Les deux premiers chapitres des Actes des Apôtres sont effectivement la suite du dernier chapitre l’Évangile de Luc. Le livre des Actes s’ouvre justement en rappelant les événements de ce fameux dimanche soir :
« Au cours d’un repas avec eux, il leur avait commandé de ne pas quitter Jérusalem, mais d’y attendre la promesse (…) ‘Vous allez recevoir une puissance, celle de l’Esprit Saint qui viendra sur vous; vous serez alors mes témoins à Jérusalem, en Samarie et jusqu’aux extrémités de la terre’. » (Ac 1,1-5.8).
Voilà ! L’intrigue est dénouée ! Le lien de complémentarité entre les deux livres ne saurait être plus clair.
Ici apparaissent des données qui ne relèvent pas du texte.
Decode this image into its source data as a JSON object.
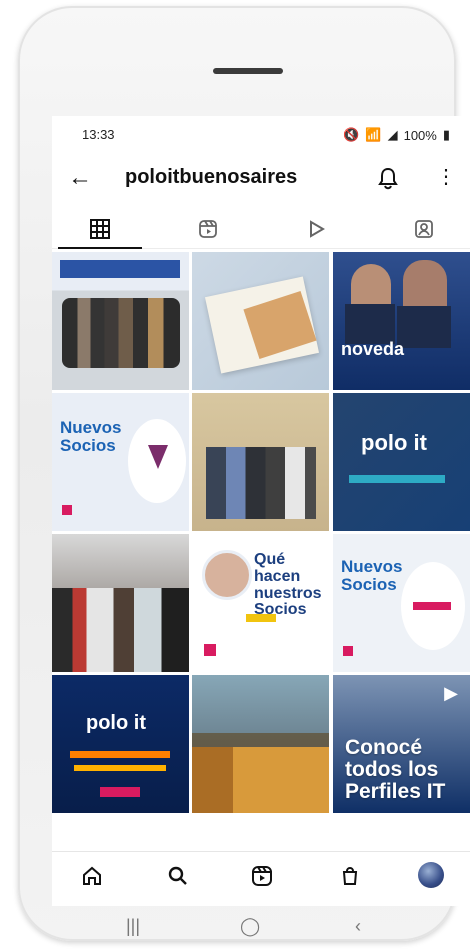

Or, le jour de la Pentecôte juive, la promesse se réalise ; des langues de feu tombent sur les disciples : « Ils furent remplis de l’Esprit Saint » (Ac 2,4). Par l’intermédiaire de Pierre, ils se mettent à témoigner de Jésus, Christ. Les disciples sont donc désormais dotés de la puissance nécessaire pour accomplir leur mission. Et quelle mission ? Celle d’être prophètes [1]. Dans son discours, Pierre explique, en effet, que la parole du prophète Joël s’applique maintenant aux disciples, qui témoignent sous la poussée de l’Esprit :
« Dans les derniers jours, dit Dieu, je répandrai de mon Esprit… vos fils et vos filles seront prophètes… sur mes serviteurs et servantes, je répandrai de mon Esprit et ils seront prophètes. » (Ac 2,17-18).
Revenons maintenant aux débuts du ministère terrestre de Jésus. Luc nous dit qu’avant de commencer sa mission, Jésus est baptisé et qu’au moment même de son baptême, l’Esprit Saint descend sur lui (Lc 3,21-22). Cette descente de l’Esprit sur Jésus est une préfiguration de l’effusion de l’Esprit sur les disciples à la Pentecôte. Après son séjour au désert, Jésus revient en Galilée « avec la puissance de l’Esprit Saint », précise Luc (Lc 4,11). Il prend la parole à la synagogue et… comment se définit-il ? Comme prophète (Lc 4,24). Et encore, face à l’imminence de sa mort, il déclare : « Il me faut poursuivre ma route… car il n’est pas possible qu’un prophète périsse hors de Jérusalem » (Lc 13,33).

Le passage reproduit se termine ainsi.